Francis Ford Coppola dans l’excès
C’est une œuvre un peu fourre tout que nous avons là. Malheureusement, l’ensemble n’est pas du tout maîtrisé. Le problème n’étant pas forcément l’histoire du Megalopolis, mais plutôt ce que le film convoque. Du côté de l’histoire, nous sommes sur une sorte de thriller futuriste avec César (Adam Driver, qui surjoue autant qu’il peut être subtil), qui veut construire la ville rêvée avec un matériau qui lui a valu le prix Nobel. Sauf que le maire (Giancarlo Esposito, toujours parfait) en place depuis moultes années, ne l’entend pas ainsi.
Sa fille, Julia (Nathalie Emmanuel, qui fait de son mieux), amoureuse de César, veut comprendre le rêve de l’architecte. L’oncle (Jon Voight, qui devrait prendre sa retraite) et le cousin de César (Shia LaBeouf, qui en fait des tonnes) s’en mêlent dans une sorte de vengeance familiale tandis qu’une journaliste (Aubrey Plaza, dans un rôle qui lui va bien) tente de s’élever dans la société…
Une intrigue simple…
Si l’intrigue est plutôt simple sur le papier, elle a pas mal de défauts. En premier lieu, il y a des intrigues secondaires qui ne vont nulle part. On pense à l’histoire de la jeune vierge ou encore à celle d’une enveloppe rouge. Cette dernière devrait avoir de l’importance pour l’intrigue, du moins, pour le final du film. Mais le tout est balayé d’un revers de main, ce qui est plutôt dommage. Le second défaut est que nous avons deux points de vues principaux : celui de César, que nous suivons au début du film, puis celui de Julia. Les deux alternent.

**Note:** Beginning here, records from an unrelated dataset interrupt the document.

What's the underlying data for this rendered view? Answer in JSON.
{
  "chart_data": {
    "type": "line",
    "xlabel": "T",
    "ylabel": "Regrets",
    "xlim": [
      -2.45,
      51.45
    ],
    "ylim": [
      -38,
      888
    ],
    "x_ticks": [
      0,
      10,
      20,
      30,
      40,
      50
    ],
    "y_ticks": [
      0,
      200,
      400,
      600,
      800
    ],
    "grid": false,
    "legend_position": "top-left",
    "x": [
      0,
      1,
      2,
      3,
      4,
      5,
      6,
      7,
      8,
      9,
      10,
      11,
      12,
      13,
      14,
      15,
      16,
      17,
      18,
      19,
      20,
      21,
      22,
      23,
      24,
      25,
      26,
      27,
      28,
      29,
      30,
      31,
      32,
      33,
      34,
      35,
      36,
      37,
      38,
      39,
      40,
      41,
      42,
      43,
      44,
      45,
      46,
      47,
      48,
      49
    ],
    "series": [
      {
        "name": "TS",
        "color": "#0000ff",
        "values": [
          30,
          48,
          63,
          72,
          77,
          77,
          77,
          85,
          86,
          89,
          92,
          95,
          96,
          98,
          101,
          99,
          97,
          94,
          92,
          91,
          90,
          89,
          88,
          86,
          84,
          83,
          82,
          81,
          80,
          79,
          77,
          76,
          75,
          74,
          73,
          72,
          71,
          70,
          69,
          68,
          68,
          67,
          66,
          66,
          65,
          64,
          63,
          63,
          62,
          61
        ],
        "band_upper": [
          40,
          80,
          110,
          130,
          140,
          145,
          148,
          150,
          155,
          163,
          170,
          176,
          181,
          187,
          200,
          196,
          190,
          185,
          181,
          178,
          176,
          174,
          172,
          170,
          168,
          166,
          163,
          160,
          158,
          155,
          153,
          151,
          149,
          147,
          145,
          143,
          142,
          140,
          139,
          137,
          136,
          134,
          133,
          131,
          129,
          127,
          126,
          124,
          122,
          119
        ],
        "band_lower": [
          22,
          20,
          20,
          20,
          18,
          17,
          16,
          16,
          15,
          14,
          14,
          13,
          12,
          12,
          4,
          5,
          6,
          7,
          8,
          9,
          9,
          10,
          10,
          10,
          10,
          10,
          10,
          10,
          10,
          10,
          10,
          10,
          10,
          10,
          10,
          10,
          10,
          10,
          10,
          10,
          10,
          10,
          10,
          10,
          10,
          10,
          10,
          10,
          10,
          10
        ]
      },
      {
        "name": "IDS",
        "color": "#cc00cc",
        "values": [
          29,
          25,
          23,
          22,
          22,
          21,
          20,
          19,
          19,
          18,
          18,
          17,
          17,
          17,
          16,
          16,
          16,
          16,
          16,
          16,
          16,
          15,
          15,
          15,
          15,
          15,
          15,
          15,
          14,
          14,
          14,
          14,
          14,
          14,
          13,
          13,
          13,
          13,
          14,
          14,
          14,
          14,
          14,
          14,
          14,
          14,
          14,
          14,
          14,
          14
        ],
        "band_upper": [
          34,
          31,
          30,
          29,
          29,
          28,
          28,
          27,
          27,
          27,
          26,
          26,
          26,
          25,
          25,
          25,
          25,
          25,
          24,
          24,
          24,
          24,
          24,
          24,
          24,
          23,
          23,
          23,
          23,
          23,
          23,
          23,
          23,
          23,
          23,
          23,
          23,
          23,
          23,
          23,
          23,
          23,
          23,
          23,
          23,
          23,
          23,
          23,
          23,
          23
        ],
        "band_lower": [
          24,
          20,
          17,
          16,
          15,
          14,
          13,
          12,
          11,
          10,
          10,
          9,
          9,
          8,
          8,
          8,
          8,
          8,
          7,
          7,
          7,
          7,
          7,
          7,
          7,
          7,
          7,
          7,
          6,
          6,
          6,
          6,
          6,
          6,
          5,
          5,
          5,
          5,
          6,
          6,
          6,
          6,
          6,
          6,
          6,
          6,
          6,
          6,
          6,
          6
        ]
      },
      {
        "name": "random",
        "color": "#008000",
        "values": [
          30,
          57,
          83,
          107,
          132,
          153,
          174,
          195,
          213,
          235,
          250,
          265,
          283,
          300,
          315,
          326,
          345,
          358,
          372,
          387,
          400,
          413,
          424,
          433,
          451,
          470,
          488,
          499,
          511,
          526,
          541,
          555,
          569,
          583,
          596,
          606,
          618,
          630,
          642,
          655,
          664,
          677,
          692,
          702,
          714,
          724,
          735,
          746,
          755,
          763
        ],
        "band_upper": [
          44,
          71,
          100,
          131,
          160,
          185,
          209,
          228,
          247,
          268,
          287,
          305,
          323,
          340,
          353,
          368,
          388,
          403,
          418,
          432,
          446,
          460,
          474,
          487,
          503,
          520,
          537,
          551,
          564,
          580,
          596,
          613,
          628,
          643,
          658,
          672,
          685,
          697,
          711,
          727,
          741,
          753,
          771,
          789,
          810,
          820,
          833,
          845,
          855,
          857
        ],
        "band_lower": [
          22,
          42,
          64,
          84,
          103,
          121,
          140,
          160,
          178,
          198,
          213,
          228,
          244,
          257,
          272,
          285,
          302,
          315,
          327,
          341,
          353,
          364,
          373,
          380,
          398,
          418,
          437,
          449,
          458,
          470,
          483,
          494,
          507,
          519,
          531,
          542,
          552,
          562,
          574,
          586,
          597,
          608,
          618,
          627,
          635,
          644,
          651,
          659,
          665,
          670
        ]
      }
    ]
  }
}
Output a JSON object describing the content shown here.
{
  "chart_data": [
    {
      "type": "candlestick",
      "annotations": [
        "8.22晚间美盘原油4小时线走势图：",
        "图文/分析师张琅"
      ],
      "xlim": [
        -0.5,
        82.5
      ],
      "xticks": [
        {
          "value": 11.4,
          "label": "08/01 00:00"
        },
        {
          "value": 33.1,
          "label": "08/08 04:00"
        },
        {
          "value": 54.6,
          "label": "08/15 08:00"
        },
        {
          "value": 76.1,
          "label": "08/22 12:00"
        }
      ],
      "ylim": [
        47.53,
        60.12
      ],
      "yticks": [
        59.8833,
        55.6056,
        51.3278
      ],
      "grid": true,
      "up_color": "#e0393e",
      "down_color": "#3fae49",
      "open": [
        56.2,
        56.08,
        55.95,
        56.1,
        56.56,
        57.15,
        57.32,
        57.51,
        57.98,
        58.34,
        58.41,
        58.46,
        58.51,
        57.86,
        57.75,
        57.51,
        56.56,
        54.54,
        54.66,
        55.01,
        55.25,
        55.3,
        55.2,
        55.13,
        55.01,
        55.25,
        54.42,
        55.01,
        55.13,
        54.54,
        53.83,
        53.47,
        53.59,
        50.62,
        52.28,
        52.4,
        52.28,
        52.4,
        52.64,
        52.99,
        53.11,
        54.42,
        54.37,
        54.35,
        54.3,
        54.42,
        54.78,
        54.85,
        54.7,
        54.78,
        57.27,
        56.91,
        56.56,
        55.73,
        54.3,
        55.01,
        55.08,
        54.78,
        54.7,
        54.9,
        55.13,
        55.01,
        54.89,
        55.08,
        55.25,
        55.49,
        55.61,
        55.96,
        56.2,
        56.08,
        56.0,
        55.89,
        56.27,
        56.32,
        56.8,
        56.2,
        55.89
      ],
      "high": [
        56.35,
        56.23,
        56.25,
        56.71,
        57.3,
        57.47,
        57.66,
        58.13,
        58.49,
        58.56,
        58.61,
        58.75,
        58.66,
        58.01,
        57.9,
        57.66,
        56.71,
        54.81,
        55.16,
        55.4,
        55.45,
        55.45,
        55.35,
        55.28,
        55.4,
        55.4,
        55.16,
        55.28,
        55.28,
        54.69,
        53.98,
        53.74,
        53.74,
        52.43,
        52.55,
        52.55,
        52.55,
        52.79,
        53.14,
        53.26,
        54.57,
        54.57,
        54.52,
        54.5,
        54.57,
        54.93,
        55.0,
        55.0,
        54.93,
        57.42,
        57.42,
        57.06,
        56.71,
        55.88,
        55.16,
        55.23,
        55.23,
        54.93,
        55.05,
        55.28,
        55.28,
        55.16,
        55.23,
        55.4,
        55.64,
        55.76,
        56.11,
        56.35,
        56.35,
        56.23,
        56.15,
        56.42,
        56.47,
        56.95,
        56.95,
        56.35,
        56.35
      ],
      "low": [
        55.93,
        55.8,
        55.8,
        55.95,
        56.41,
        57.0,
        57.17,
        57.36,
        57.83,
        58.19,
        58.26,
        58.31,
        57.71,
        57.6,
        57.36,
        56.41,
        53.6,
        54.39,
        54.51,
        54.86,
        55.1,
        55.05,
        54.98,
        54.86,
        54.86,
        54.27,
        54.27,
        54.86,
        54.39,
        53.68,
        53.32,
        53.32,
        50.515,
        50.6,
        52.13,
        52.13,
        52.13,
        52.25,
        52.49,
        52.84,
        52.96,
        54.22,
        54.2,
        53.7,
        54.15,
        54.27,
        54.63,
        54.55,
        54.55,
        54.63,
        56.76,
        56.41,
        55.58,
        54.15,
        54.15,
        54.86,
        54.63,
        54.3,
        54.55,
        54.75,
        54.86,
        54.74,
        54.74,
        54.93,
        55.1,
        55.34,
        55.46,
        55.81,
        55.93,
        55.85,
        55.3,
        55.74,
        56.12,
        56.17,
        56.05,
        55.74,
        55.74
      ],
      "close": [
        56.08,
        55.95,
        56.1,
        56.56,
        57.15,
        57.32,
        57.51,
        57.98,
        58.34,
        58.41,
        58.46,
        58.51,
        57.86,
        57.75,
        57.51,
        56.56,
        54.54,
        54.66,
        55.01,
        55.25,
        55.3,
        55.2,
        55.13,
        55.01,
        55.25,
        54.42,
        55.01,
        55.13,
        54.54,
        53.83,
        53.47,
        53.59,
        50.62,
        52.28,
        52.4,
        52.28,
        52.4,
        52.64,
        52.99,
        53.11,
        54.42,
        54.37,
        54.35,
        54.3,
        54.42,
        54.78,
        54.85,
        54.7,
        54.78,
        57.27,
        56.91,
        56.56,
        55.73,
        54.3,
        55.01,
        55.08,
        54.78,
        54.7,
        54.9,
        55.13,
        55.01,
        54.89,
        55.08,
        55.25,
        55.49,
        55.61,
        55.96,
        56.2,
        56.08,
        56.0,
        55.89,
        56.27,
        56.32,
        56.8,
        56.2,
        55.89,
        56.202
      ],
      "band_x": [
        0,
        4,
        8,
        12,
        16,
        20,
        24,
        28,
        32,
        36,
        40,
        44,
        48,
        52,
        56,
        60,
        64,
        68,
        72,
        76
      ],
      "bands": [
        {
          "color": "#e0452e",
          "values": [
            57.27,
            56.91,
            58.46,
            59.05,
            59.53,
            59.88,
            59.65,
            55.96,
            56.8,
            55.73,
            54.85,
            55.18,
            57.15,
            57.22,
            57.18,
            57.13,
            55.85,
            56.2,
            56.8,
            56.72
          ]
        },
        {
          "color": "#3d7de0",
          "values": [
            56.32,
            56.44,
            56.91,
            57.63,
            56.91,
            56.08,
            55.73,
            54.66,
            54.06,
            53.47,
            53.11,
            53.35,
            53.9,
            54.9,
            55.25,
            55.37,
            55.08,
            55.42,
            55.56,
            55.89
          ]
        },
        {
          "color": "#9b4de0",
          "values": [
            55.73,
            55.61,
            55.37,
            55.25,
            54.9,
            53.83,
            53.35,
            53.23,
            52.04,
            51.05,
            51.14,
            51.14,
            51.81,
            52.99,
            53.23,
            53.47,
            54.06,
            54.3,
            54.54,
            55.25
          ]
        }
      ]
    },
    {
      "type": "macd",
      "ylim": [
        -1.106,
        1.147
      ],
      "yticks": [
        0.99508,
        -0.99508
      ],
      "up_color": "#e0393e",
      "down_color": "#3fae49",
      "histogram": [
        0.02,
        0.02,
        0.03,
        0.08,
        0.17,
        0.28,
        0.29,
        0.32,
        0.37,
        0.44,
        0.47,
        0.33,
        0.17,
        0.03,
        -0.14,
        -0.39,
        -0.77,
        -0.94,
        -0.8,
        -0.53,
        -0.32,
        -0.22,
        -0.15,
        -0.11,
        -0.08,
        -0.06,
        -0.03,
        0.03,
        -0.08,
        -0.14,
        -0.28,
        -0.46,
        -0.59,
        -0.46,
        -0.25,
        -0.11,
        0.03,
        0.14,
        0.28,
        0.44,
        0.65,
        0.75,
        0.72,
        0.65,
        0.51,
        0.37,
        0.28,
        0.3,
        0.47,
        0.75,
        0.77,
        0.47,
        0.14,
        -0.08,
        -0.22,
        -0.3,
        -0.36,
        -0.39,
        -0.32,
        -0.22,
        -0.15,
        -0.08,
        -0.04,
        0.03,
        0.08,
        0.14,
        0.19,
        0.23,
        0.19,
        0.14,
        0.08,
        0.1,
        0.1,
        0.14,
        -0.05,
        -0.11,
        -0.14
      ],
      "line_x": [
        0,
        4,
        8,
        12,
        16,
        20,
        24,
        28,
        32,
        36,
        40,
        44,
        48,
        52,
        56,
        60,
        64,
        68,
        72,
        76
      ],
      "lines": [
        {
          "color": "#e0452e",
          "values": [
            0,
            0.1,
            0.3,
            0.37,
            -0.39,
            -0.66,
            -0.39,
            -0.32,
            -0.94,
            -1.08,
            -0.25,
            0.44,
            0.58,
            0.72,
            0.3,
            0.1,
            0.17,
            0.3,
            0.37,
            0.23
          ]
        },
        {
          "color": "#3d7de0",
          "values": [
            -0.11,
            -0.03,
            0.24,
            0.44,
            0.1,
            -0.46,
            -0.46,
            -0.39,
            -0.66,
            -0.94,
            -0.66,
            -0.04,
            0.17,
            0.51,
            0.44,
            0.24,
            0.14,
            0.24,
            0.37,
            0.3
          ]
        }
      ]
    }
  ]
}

Cette narration nous permet de comprendre qui sont ces deux personnages en parallèle. Sauf que, si nous avions été exclusivement du point de vue de Julia durant tout le film, cela aurait permis de comprendre au fur et à mesure la façon de penser de César. Un point important, car le film voudrait nous mettre le doute sur les intentions du personnage… Or, avec cette façon de fonctionner, cela ne marche pas. C’est dommage.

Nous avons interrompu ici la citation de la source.